Patrick McGrady came to aid of cancer patients
Patrick McGrady was a world traveler, linguist, bon vivant and best-selling author in 1980 — a man of accomplishment, creature comforts, many friends and a big family.
Then his father died from colon cancer, and that changed everything, his son Ian McGrady said.
"The only thing you need to know is that when his father died ... getting patients to the best doctor became his life, his religion, his passion and his own medicine for healing his heart. That's what you have to know," he said.
After helping thousands of cancer patients find proper care through an organization he founded called CANHELP, the Port Ludlow writer died Dec. 12 of complications after knee-replacement surgery. He was 71.
Mr. McGrady's sudden and sustained commitment to cancer care was perfectly consistent with his personality, those who knew him say. His Irish personality had big and expansive thirsts — for knowledge, great food and drink, interesting people, humor, love of family and better health care for cancer patients.
"He lived large in every way. He was warm and gregarious. He always picked up the tab. And he assembled this crazy, wonderful, genius, brilliant, colorful cadre of people around him," his daughter, Vanessa McGrady, said.
Mr. McGrady was born in Shelton, Mason County, in 1932 and attended a one-room schoolhouse in Lilliwaup, Mason County. He went to Yale University on a scholarship, where he discovered a facility for languages.
He became fluent in Russian and German, and then French after studying politics at the Sorbonne during his junior year.
He even studied Yiddish at Yale, telling his befuddled professor that he was taking the class because his family spoke it around the house, his brother Seamus McGrady said.
He earned an A in Yiddish, his brother said, and remained fluent throughout his life.
"He loved learning. It was his passion. He studied anything he could get his hands on," the brother said. His interests extended from politics to history to science, and a short time listening to a language was enough for Mr. McGrady to become conversant, he added.
He started his career writing for the Chicago Sun-Times, then moved on to The Associated Press and United Press International before landing in Moscow as bureau chief for Newsweek in the early 1960s.
He and his staff left the Soviet Union after the assassination of John F. Kennedy.
After that he picked up medical writing. He wrote several books, including "The Youth Doctors" and "The Love Doctors," and co-wrote with Nathan Pritikin "Pritikin Program for Diet and Exercise."
When his father, himself an editor for the American Cancer Society, was diagnosed with colon cancer, however, Mr. McGrady was appalled at the state of cancer care, Ian McGrady said.
After his father's death, Patrick McGrady moved back to Washington state in 1980, then traveled the world seeking out the best treatments and doctors, especially for patients deemed terminal.
"His business became finding treatments for cancer patients who were left for dead by the system," Vanessa McGrady said. He served on the board of the Northwest Oncology Foundation and was vice president of the American Aging Association.
Despite his accomplishments and outsized personality, Mr. McGrady appreciated small kindnesses, his longtime companion, Holly Redell, said.

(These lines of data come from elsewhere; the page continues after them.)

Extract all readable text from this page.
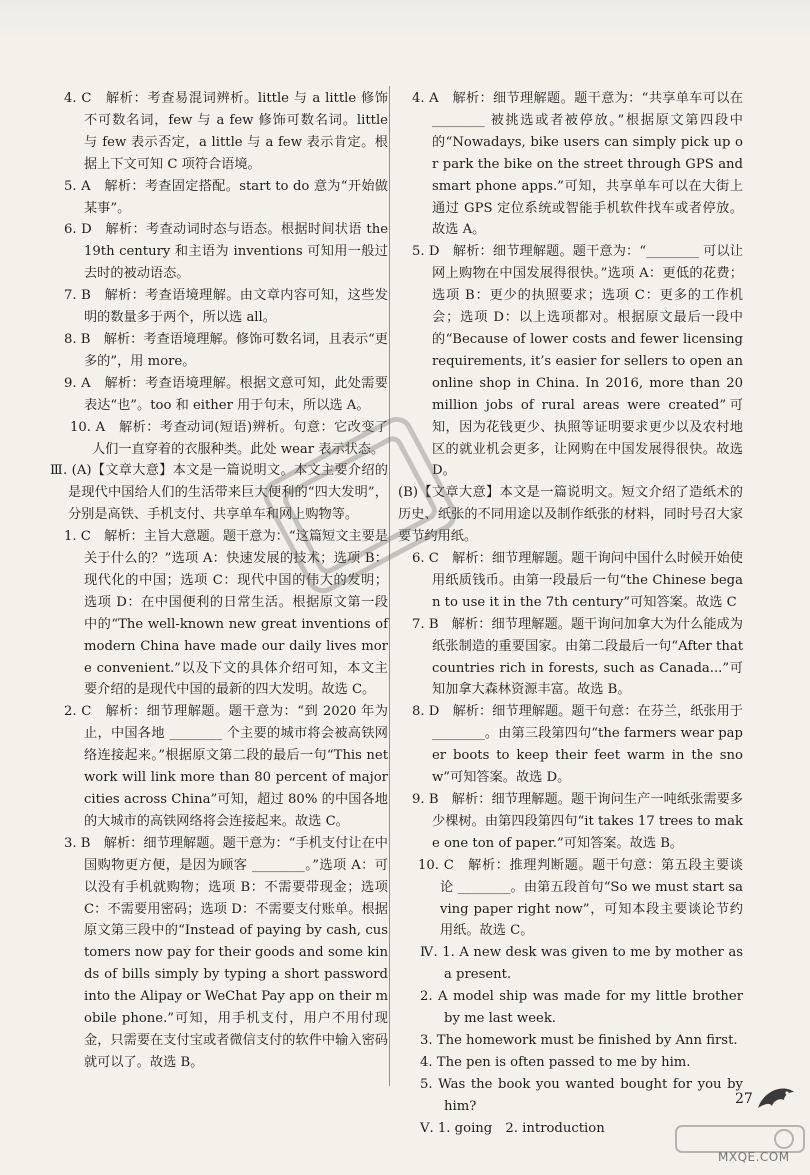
4. C　解析：考查易混词辨析。little 与 a little 修饰不可数名词，few 与 a few 修饰可数名词。little 与 few 表示否定，a little 与 a few 表示肯定。根据上下文可知 C 项符合语境。

5. A　解析：考查固定搭配。start to do 意为“开始做某事”。

6. D　解析：考查动词时态与语态。根据时间状语 the 19th century 和主语为 inventions 可知用一般过去时的被动语态。

7. B　解析：考查语境理解。由文章内容可知，这些发明的数量多于两个，所以选 all。

8. B　解析：考查语境理解。修饰可数名词，且表示“更多的”，用 more。

9. A　解析：考查语境理解。根据文意可知，此处需要表达“也”。too 和 either 用于句末，所以选 A。

10. A　解析：考查动词(短语)辨析。句意：它改变了人们一直穿着的衣服种类。此处 wear 表示状态。

Ⅲ. (A)【文章大意】本文是一篇说明文。本文主要介绍的是现代中国给人们的生活带来巨大便利的“四大发明”，分别是高铁、手机支付、共享单车和网上购物等。

1. C　解析：主旨大意题。题干意为：“这篇短文主要是关于什么的？”选项 A：快速发展的技术；选项 B：现代化的中国；选项 C：现代中国的伟大的发明；选项 D：在中国便利的日常生活。根据原文第一段中的“The well-known new great inventions of modern China have made our daily lives more convenient.”以及下文的具体介绍可知，本文主要介绍的是现代中国的最新的四大发明。故选 C。

2. C　解析：细节理解题。题干意为：“到 2020 年为止，中国各地 ________ 个主要的城市将会被高铁网络连接起来。”根据原文第二段的最后一句“This network will link more than 80 percent of major cities across China”可知，超过 80% 的中国各地的大城市的高铁网络将会连接起来。故选 C。

3. B　解析：细节理解题。题干意为：“手机支付让在中国购物更方便，是因为顾客 ________。”选项 A：可以没有手机就购物；选项 B：不需要带现金；选项 C：不需要用密码；选项 D：不需要支付账单。根据原文第三段中的“Instead of paying by cash, customers now pay for their goods and some kinds of bills simply by typing a short password into the Alipay or WeChat Pay app on their mobile phone.”可知，用手机支付，用户不用付现金，只需要在支付宝或者微信支付的软件中输入密码就可以了。故选 B。

4. A　解析：细节理解题。题干意为：“共享单车可以在 ________ 被挑选或者被停放。”根据原文第四段中的“Nowadays, bike users can simply pick up or park the bike on the street through GPS and smart phone apps.”可知，共享单车可以在大街上通过 GPS 定位系统或智能手机软件找车或者停放。故选 A。

5. D　解析：细节理解题。题干意为：“________ 可以让网上购物在中国发展得很快。”选项 A：更低的花费；选项 B：更少的执照要求；选项 C：更多的工作机会；选项 D：以上选项都对。根据原文最后一段中的“Because of lower costs and fewer licensing requirements, it’s easier for sellers to open an online shop in China. In 2016, more than 20 million jobs of rural areas were created”可知，因为花钱更少、执照等证明要求更少以及农村地区的就业机会更多，让网购在中国发展得很快。故选 D。

(B)【文章大意】本文是一篇说明文。短文介绍了造纸术的历史、纸张的不同用途以及制作纸张的材料，同时号召大家要节约用纸。

6. C　解析：细节理解题。题干询问中国什么时候开始使用纸质钱币。由第一段最后一句“the Chinese began to use it in the 7th century”可知答案。故选 C

7. B　解析：细节理解题。题干询问加拿大为什么能成为纸张制造的重要国家。由第二段最后一句“After that countries rich in forests, such as Canada...”可知加拿大森林资源丰富。故选 B。

8. D　解析：细节理解题。题干句意：在芬兰，纸张用于 ________。由第三段第四句“the farmers wear paper boots to keep their feet warm in the snow”可知答案。故选 D。

9. B　解析：细节理解题。题干询问生产一吨纸张需要多少棵树。由第四段第四句“it takes 17 trees to make one ton of paper.”可知答案。故选 B。

10. C　解析：推理判断题。题干句意：第五段主要谈论 ________。由第五段首句“So we must start saving paper right now”，可知本段主要谈论节约用纸。故选 C。

Ⅳ. 1. A new desk was given to me by mother as a present.

2. A model ship was made for my little brother by me last week.

3. The homework must be finished by Ann first.

4. The pen is often passed to me by him.

5. Was the book you wanted bought for you by him?

Ⅴ. 1. going　2. introduction

27
MXQE.COM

"When you talked to him, he looked directly at you and you were the only person in the world he cared about at that moment. He had a way of making you feel important, which you couldn't help but feel in his presence anyway," Redell said.

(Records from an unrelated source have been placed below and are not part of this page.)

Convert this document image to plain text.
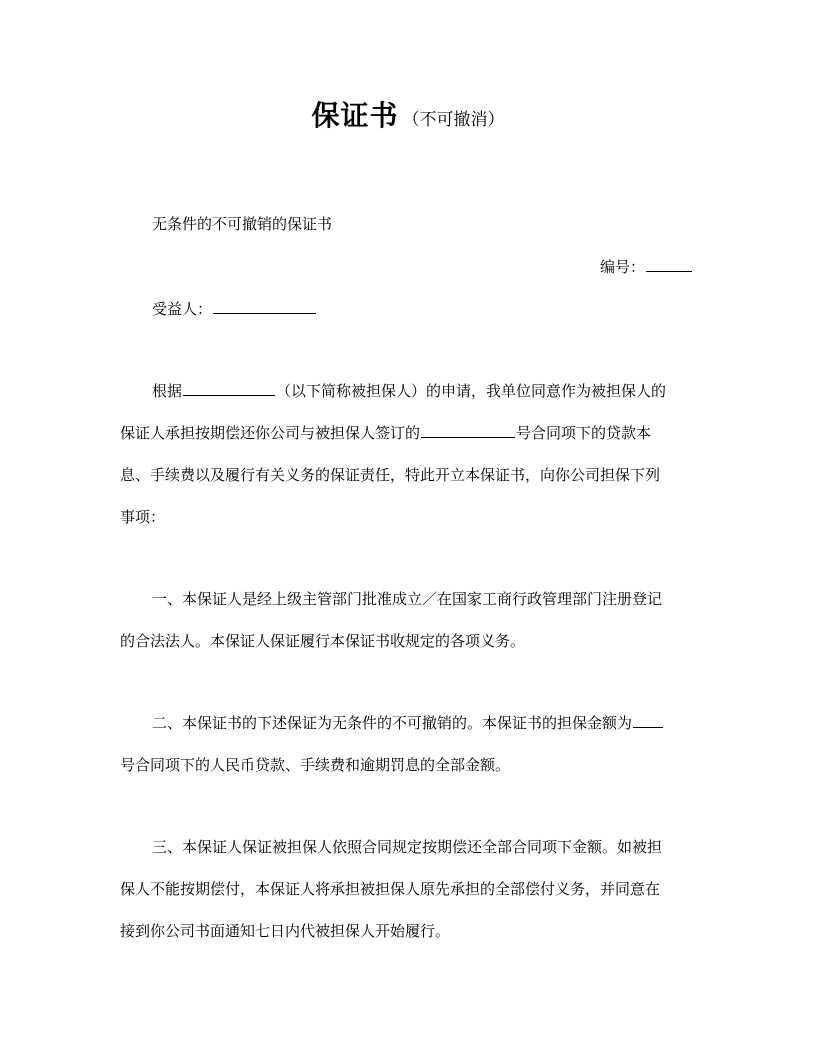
保证书 （不可撤消）
无条件的不可撤销的保证书
编号：
受益人：
根据	（以下简称被担保人）的申请，我单位同意作为被担保人的
保证人承担按期偿还你公司与被担保人签订的	号合同项下的贷款本
息、手续费以及履行有关义务的保证责任，特此开立本保证书，向你公司担保下列
事项：
一、本保证人是经上级主管部门批准成立／在国家工商行政管理部门注册登记
的合法法人。本保证人保证履行本保证书收规定的各项义务。
二、本保证书的下述保证为无条件的不可撤销的。本保证书的担保金额为
号合同项下的人民币贷款、手续费和逾期罚息的全部金额。
三、本保证人保证被担保人依照合同规定按期偿还全部合同项下金额。如被担
保人不能按期偿付，本保证人将承担被担保人原先承担的全部偿付义务，并同意在
接到你公司书面通知七日内代被担保人开始履行。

Just moments before he died, Redell said, Mr. McGrady was making Yiddish jokes with his hospital roommate.
Besides Redell, daughter Vanessa of Seattle and son Ian of New York, Mr. McGrady is survived by son Ilya Andres Magnes of Copenhagen, Denmark; brothers Mike and Seamus McGrady of Lilliwaup; and former wives Liz Rosenbaum and Colleen Bennett-McGrady.
A memorial wake will be held at noon Saturday at the Lilliwaup Community Club. Donations may be made to the American Civil Liberties Union, Gilda's Club Seattle (a cancer support network) or the American Society of Journalists and Authors Writers Emergency Assistance Fund.